Course: Entree
Cuisine: American
Keyword: vegan white chili, vegetarian white bean chili, white chili vegan
Prep Time: 10 minutes minutes
Cook Time: 30 minutes minutes
Total Time: 40 minutes minutes
Servings: 8 large servings
Author: Ashley
This Vegan White Bean Chili is a plant protein-packed white chili recipe with a thick chili texture thanks to one easy technique. Top with an abundance of toppings, enjoy for meal prep or freeze for later.
Print Recipe
- 1 tablespoon olive oil
- 1 medium onion diced
- 2 garlic cloves minced
- 1 teaspoon ancho chili powder can sub chili powder
- 1 tablespoon ground cumin
- 1 1/2 teaspoons ground coriander
- 1/8 teaspoon cayenne pepper
- 3/4 teaspoon kosher salt to taste
- ½ teaspoon ground black pepper
- 2 15 ounce cans Great Northern Beans (or other white beans), drained and rinsed, divided
- 1 15 ounce can chickpeas, drained and rinsed
- 6 small yellow potatoes chopped
- 1 4 ounce can green chilis
- 1 8.75 oz can corn, drained and rinsed (about 1 cup cooked corn)

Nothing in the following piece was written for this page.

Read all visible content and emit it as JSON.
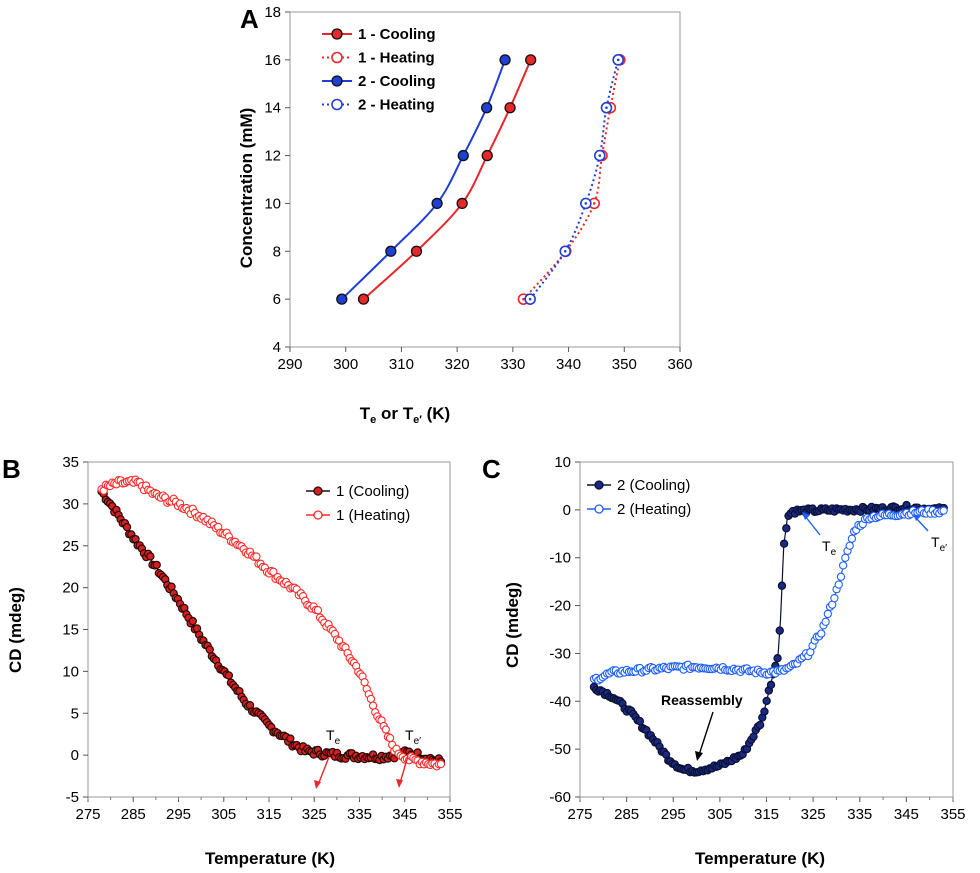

- 3 cups low-sodium vegetable broth
- 2 limes juiced
- 1/2 cup chopped cilantro
Toppings
- vegan sour cream
- vegan cheese
- avocado
- tortilla chips
- green onions
- fresh cilantro
Sauté vegetables: Heat large Dutch oven or heavy bottomed pot to medium-high heat. Add oil, onions, garlic, chili seasonings plus salt and pepper; sauté until soft and fragrant, about 5 minutes.
Mash beans: Meanwhile, take one can of white beans and mash; set aside.
Simmer: Add in remaining whole white beans, chickpeas, chopped potatoes, green chilis, corn and vegetable broth; bring to a simmer for 20 minutes, uncovered.
Check potatoes: After 20 minutes of simmering, taste test (you might find you want additional salt here). Check potatoes are tender.
Finish & Serve: Add in mashed beans, lime juice and cilantro. Simmer for another 5 minutes. Option to use a masher in the whole pot of chili to thicken some more. Serve with your favorite toppings!